America's second president and one of the Founding Fathers, John Adams was the first to ask for a blessing to be spoken over the White House and clearly believed in the "principles" of Christianity as the foundation of the country.
“The general principles on which the fathers achieved independence were the general principles of Christianity," Adams said in a letter to Thomas Jefferson, whom some would argue was decidedly not a Christian. "I will avow that I then believed, and now believe, that those general principles of Christianity are as eternal and immutable as the existence and attributes of God."
While many historians do not believe Abraham Lincoln, one of America's most memorable presidents, was a professing Christian, there is evidence he came to faith later in life.
“When I left Springfield I asked the people to pray for me. I was not a Christian. When I buried my son, the severest trial of my life, I was not a Christian," Lincoln said, according to the biography Abraham Lincoln, the Christian by William J. Johnstone. "But when I went to Gettysburg and saw the graves of thousands of our soldiers, I then and there consecrated myself to Christ. Yes, I do love Jesus."
Though our fourth president later advocated for the separation of church and state, Madison "was a faithful Episcopalian who signed a federal bill to appropriate funds for Bible distribution," according to an article from Religion News Service.
In a letter Madison wrote to William Bradford in 1773, he said, "I have sometimes thought there could not be a stronger testimony in favor of religion or against temporal enjoyments, even the most rational and manly, than for men who occupy the most honorable and gainful departments and are rising in reputation and wealth, publicly to declare their unsatisfactoriness by becoming fervent advocates in the cause of Christ; & I wish you may give in your evidence in this way."
Grover Cleveland, our only president to serve two non-consecutive terms, wrote in his diary of the comfort he found in God after his oldest daughter, Ruth, popularly known as Baby Ruth, died at the age of 12:
"God has come to my help and I am able to adjust my thought to dear Ruth's death with as much comfort as selfish humanity will permit."

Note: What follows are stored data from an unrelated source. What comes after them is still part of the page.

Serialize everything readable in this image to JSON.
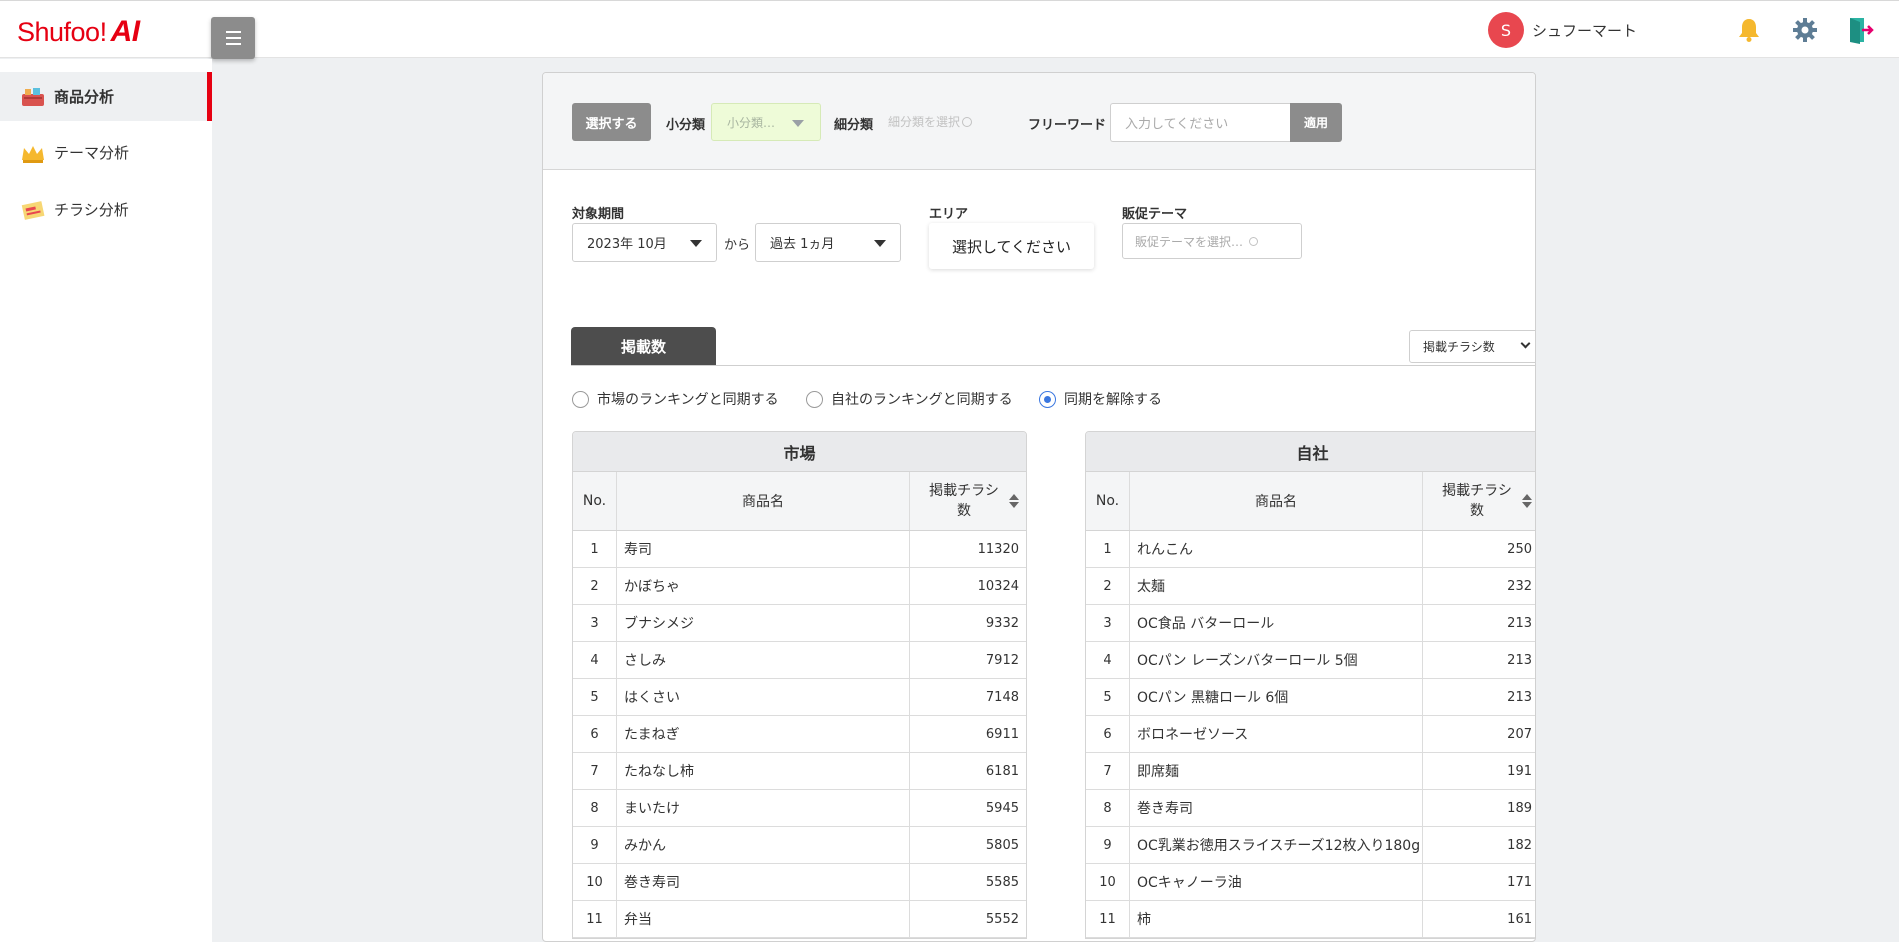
{
  "app": {
    "logo_text": "Shufoo!",
    "logo_ai": "AI"
  },
  "header": {
    "avatar_letter": "S",
    "user_name": "シュフーマート"
  },
  "sidebar": {
    "items": [
      {
        "label": "商品分析",
        "active": true
      },
      {
        "label": "テーマ分析",
        "active": false
      },
      {
        "label": "チラシ分析",
        "active": false
      }
    ]
  },
  "filters": {
    "select_button": "選択する",
    "subcategory_label": "小分類",
    "subcategory_value": "小分類…",
    "fine_label": "細分類",
    "fine_placeholder": "細分類を選択",
    "freeword_label": "フリーワード",
    "freeword_placeholder": "入力してください",
    "apply_button": "適用",
    "period_label": "対象期間",
    "period_start": "2023年 10月",
    "period_from": "から",
    "period_range": "過去 1ヵ月",
    "area_label": "エリア",
    "area_button": "選択してください",
    "theme_label": "販促テーマ",
    "theme_placeholder": "販促テーマを選択…"
  },
  "tabs": {
    "active": "掲載数",
    "metric_select": "掲載チラシ数"
  },
  "sync_options": [
    {
      "label": "市場のランキングと同期する",
      "selected": false
    },
    {
      "label": "自社のランキングと同期する",
      "selected": false
    },
    {
      "label": "同期を解除する",
      "selected": true
    }
  ],
  "market_table": {
    "title": "市場",
    "headers": {
      "no": "No.",
      "name": "商品名",
      "value": "掲載チラシ数"
    },
    "rows": [
      {
        "no": "1",
        "name": "寿司",
        "value": "11320"
      },
      {
        "no": "2",
        "name": "かぼちゃ",
        "value": "10324"
      },
      {
        "no": "3",
        "name": "ブナシメジ",
        "value": "9332"
      },
      {
        "no": "4",
        "name": "さしみ",
        "value": "7912"
      },
      {
        "no": "5",
        "name": "はくさい",
        "value": "7148"
      },
      {
        "no": "6",
        "name": "たまねぎ",
        "value": "6911"
      },
      {
        "no": "7",
        "name": "たねなし柿",
        "value": "6181"
      },
      {
        "no": "8",
        "name": "まいたけ",
        "value": "5945"
      },
      {
        "no": "9",
        "name": "みかん",
        "value": "5805"
      },
      {
        "no": "10",
        "name": "巻き寿司",
        "value": "5585"
      },
      {
        "no": "11",
        "name": "弁当",
        "value": "5552"
      }
    ]
  },
  "own_table": {
    "title": "自社",
    "headers": {
      "no": "No.",
      "name": "商品名",
      "value": "掲載チラシ数"
    },
    "rows": [
      {
        "no": "1",
        "name": "れんこん",
        "value": "250"
      },
      {
        "no": "2",
        "name": "太麺",
        "value": "232"
      },
      {
        "no": "3",
        "name": "OC食品 バターロール",
        "value": "213"
      },
      {
        "no": "4",
        "name": "OCパン レーズンバターロール 5個",
        "value": "213"
      },
      {
        "no": "5",
        "name": "OCパン 黒糖ロール 6個",
        "value": "213"
      },
      {
        "no": "6",
        "name": "ボロネーゼソース",
        "value": "207"
      },
      {
        "no": "7",
        "name": "即席麺",
        "value": "191"
      },
      {
        "no": "8",
        "name": "巻き寿司",
        "value": "189"
      },
      {
        "no": "9",
        "name": "OC乳業お徳用スライスチーズ12枚入り180g",
        "value": "182"
      },
      {
        "no": "10",
        "name": "OCキャノーラ油",
        "value": "171"
      },
      {
        "no": "11",
        "name": "柿",
        "value": "161"
      }
    ]
  }
}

While many conservative Christians then and now would disagree with Jimmy Carter's politics, his faith can't be denied. Carter has ben Baptist Sunday school teacher for many years and also served for a time as a door-to-door missionary. During his time in the White House, Carter read his Bible daily and made prayer an important part of his life.
In an interview with Christianity Today, Carter noted how his faith and his duties as president were inseparable: "At the same time, there's no way I could ever separate my Christian belief from my obligations as a naval officer, as a governor or as President, or from my work now. I can't say my commitments as President were free of my beliefs. We worship the Prince of Peace, and one of the key elements of my life as President in challenging times was to keep our country peaceful."

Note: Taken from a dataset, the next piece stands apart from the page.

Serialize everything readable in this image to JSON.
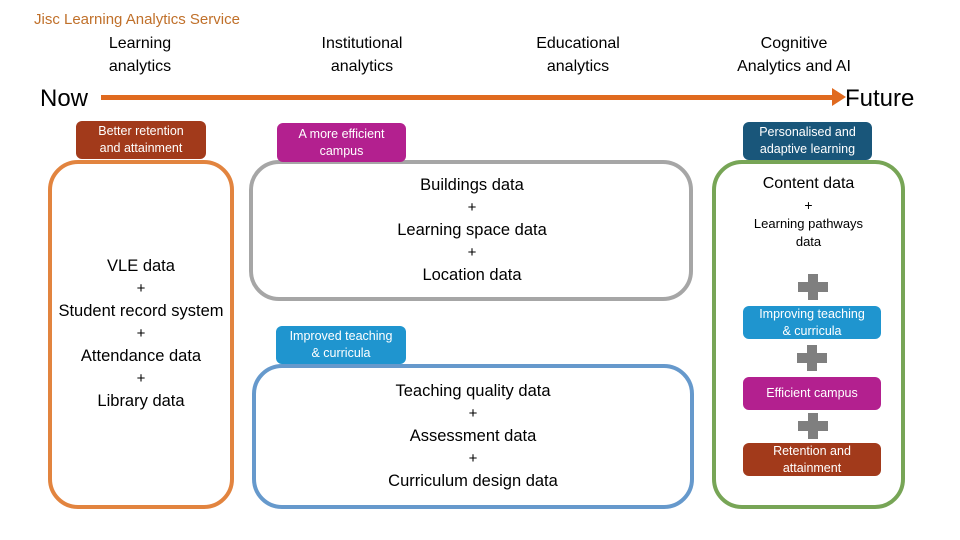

Ronald Reagan is better known for his conservative stances than his faith, but several of his statements indicate a strong belief in God:
“I believe with all my heart that standing up for America means standing up for the God who has so blessed our land. We need God’s help to guide our nation through stormy seas. But we can’t expect Him to protect America in a crisis if we just leave Him over on the shelf in our day-to-day living."

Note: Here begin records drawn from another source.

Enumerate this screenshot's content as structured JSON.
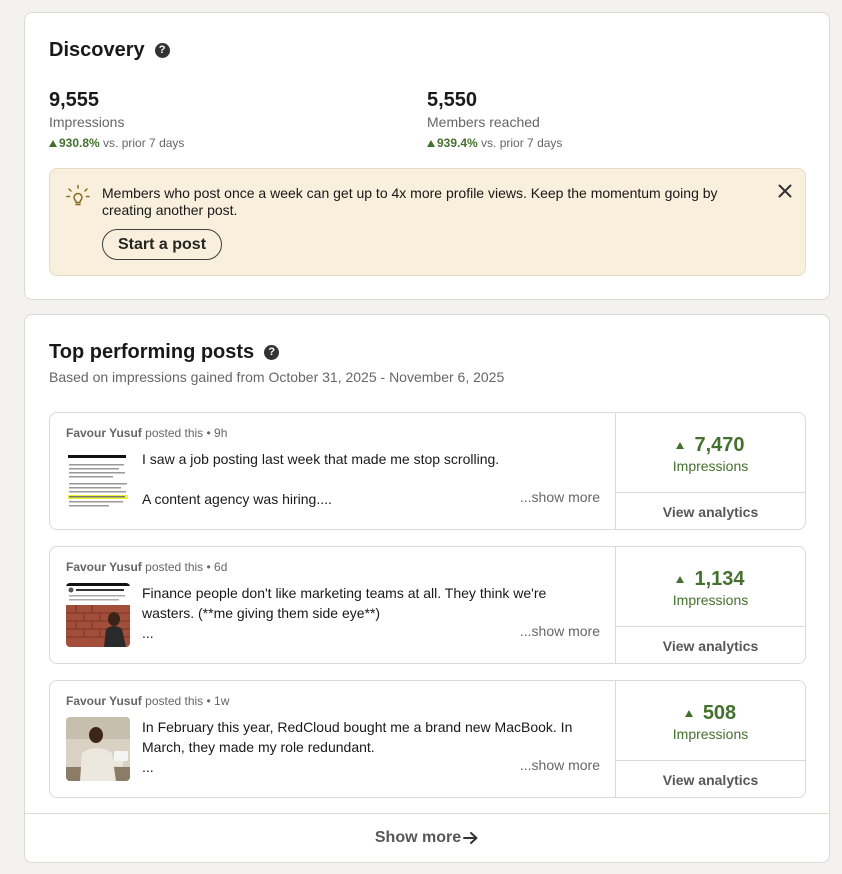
{
  "discovery": {
    "title": "Discovery",
    "help_icon": "question-circle-icon",
    "metrics": [
      {
        "value": "9,555",
        "label": "Impressions",
        "change": "930.8%",
        "change_suffix": "vs. prior 7 days"
      },
      {
        "value": "5,550",
        "label": "Members reached",
        "change": "939.4%",
        "change_suffix": "vs. prior 7 days"
      }
    ],
    "tip": {
      "icon": "lightbulb-icon",
      "text": "Members who post once a week can get up to 4x more profile views. Keep the momentum going by creating another post.",
      "button_label": "Start a post",
      "close_icon": "close-icon"
    }
  },
  "top_posts": {
    "title": "Top performing posts",
    "help_icon": "question-circle-icon",
    "subtitle": "Based on impressions gained from October 31, 2025 - November 6, 2025",
    "posts": [
      {
        "author": "Favour Yusuf",
        "meta_suffix": "posted this • 9h",
        "lines": [
          "I saw a job posting last week that made me stop scrolling.",
          "",
          "A content agency was hiring...."
        ],
        "show_more": "...show more",
        "impressions": "7,470",
        "impressions_label": "Impressions",
        "analytics_label": "View analytics"
      },
      {
        "author": "Favour Yusuf",
        "meta_suffix": "posted this • 6d",
        "lines": [
          "Finance people don't like marketing teams at all. They think we're",
          "wasters. (**me giving them side eye**)",
          "..."
        ],
        "show_more": "...show more",
        "impressions": "1,134",
        "impressions_label": "Impressions",
        "analytics_label": "View analytics"
      },
      {
        "author": "Favour Yusuf",
        "meta_suffix": "posted this • 1w",
        "lines": [
          "In February this year, RedCloud bought me a brand new MacBook. In",
          "March, they made my role redundant.",
          "..."
        ],
        "show_more": "...show more",
        "impressions": "508",
        "impressions_label": "Impressions",
        "analytics_label": "View analytics"
      }
    ],
    "show_more_label": "Show more"
  },
  "colors": {
    "accent_green": "#44712e",
    "tip_background": "#f8efdd",
    "page_background": "#f4f2ee"
  }
}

George W. Bush, whose time in office most of us are old enough to remember, was rather bold in his public references to God and even said, "I believe God wants me to be president."
“As we continue to fight against terror, we ask the Almighty to protect all those who battle for freedom throughout the world and our brave men and women in uniform, and we ask Him to shield innocents from harm," Bush said in a speech during the Iraq war. "We recognize the sacrifice of our military families and ask God to grant them peace and strength. We will not forget the men and women who have fallen in service to America and to the cause of freedom. We pray that their loved ones will receive God’s comfort and grace.”